# Stripped out external torx head bolt



## JIMMIEM (Nov 17, 2016)

Easy out. Drill into the bolt. The easy out has reverse threads so as you tighten it into the bolt you will be turning the bolt counterclockwise.


----------



## Randy Bush (Dec 9, 2020)

Take a steel drift pin and hammer on the end of the bolt than buy a new quality socket and see if that will work. Being a head bolt , harden steel and will be hard to drill and I am not sure a easyout will even work.


----------



## HotRodx10 (Aug 24, 2017)

This sounds like a job for Superman Vicegrips.


----------



## Thom Paine (Nov 24, 2021)

The bolt head is rounded ? How'd that happen ? 

You'll need to square the edges or cut new ones... 

Heat from the cutting / grinding may act to loosen the bolt. 

Use a torch to heat the bolt.

Rapidly Hit the bolt heads with light to medium force to break loose (ball peen)

Air chisel with a flat shank .. to hit and vibrate the bolt.

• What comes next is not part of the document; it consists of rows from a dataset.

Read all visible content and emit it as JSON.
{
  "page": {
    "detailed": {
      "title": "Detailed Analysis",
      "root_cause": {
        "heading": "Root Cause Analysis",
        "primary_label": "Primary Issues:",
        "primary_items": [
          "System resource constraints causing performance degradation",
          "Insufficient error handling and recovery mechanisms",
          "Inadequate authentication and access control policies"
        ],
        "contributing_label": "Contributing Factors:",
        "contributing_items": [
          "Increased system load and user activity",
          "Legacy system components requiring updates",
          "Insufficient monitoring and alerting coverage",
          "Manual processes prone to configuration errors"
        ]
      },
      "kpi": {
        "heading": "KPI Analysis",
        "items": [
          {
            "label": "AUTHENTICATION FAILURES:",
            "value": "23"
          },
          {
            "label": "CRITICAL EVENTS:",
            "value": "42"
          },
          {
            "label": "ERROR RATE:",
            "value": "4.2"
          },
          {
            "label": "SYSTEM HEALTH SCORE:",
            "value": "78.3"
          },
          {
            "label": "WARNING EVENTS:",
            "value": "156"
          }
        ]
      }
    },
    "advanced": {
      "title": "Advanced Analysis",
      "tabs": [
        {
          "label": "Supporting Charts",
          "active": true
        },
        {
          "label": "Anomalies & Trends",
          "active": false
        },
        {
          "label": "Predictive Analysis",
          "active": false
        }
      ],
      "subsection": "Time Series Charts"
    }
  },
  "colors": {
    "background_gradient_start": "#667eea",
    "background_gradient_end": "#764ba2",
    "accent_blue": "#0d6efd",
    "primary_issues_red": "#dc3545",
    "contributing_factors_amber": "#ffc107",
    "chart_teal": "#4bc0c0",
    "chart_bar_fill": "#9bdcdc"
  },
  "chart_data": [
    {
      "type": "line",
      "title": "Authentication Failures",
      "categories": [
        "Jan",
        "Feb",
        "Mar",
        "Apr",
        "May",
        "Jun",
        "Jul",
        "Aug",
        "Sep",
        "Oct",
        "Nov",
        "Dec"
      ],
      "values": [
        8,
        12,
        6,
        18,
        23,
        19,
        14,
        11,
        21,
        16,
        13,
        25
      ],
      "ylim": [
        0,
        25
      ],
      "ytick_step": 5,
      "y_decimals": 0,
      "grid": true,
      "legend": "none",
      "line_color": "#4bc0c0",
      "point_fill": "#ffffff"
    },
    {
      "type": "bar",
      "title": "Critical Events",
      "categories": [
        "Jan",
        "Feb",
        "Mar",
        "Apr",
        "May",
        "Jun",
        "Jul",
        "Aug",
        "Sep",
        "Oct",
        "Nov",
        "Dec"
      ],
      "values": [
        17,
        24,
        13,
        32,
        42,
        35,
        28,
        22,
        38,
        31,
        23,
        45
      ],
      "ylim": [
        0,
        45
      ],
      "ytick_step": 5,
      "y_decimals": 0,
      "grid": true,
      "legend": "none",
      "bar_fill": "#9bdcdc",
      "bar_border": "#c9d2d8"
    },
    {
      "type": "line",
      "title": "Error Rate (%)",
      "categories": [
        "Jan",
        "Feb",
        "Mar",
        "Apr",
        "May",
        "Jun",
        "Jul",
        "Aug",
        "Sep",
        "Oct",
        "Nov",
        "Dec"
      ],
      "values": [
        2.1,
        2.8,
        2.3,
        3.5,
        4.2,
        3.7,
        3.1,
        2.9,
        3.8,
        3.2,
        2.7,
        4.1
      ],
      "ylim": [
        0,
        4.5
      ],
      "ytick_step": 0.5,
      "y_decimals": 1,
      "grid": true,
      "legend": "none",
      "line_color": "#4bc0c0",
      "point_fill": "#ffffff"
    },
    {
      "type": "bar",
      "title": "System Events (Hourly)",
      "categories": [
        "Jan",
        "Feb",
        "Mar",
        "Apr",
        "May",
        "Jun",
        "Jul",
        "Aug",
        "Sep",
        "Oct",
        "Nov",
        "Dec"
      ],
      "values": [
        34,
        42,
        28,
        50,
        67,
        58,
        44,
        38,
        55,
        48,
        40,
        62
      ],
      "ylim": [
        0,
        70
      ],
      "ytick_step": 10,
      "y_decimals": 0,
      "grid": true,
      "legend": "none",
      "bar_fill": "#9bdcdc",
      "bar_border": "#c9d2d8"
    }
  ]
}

Aluminum heads ? Be cautious !


----------



## Randy Bush (Dec 9, 2020)

A 12 point socket has to be used on this, that's why it is very important a new socket be used. Not sure heating will help much, a lot of heat needed to reach the threads.


----------



## raylo32 (Nov 25, 2006)

First try vise grips. There are also many damaged nut sockets out there that claim to be able to grip almost anything. But it might be hard to find one that fits right and tight enough. One other option: take an angle grinder or Dremel... or better, a small air grinder, and shape the nut to accept a 6-point socket. Do it slowly test fitting your socket along the way. When it is close, hammer it on and give it a go.

Last resort, grind/cut the bolt head off and remove the cylinder head. Then it would be easy to spray penetrating oil in the stub and grab it with vice grips.

Good luck.


----------



## huesmann (Aug 18, 2011)

Unlikely to be able to get vise grips in there.








Might a bolt extractor work?


----------



## HotRodx10 (Aug 24, 2017)

huesmann said:


> Unlikely to be able to get vise grips in there.


Yeah, if it's like that, you're probably right.


----------



## raylo32 (Nov 25, 2006)

Yup, that's the type of tool I was referring to. I have a set around here somewhere, but I haven't had occasion to try them yet. I will try them one of these days on the smaller bolts of my transmission oil pan whose heads are too rusty to take a chance with just standard sockets. I got these removal tools to "be prepared".




huesmann said:


> Unlikely to be able to get vise grips in there.
> 
> Might a bolt extractor work?
> View attachment 693735


----------



## Nealtw (Jun 22, 2017)

The old trick was to set a bigger nut on top of it and weld down thru the center of the nut to the top of the bolt. 
The head is likely warped.


----------



## sestivers (Aug 10, 2007)

Is there enough stud length available to put a thin nut and then a thin jam nut on? then you can extract with a regular socket head.


----------



## huesmann (Aug 18, 2011)

Tap what's left of the bolt head with a reverse thread tap and put a reverse thread nut on?

And soak the bolt in some penetrant (_not_ WD-40) before you try removing it?


----------



## raylo32 (Nov 25, 2006)

Looks like the OP is another one post wonder so we will never know how this turned out. I hate it when that happens!


----------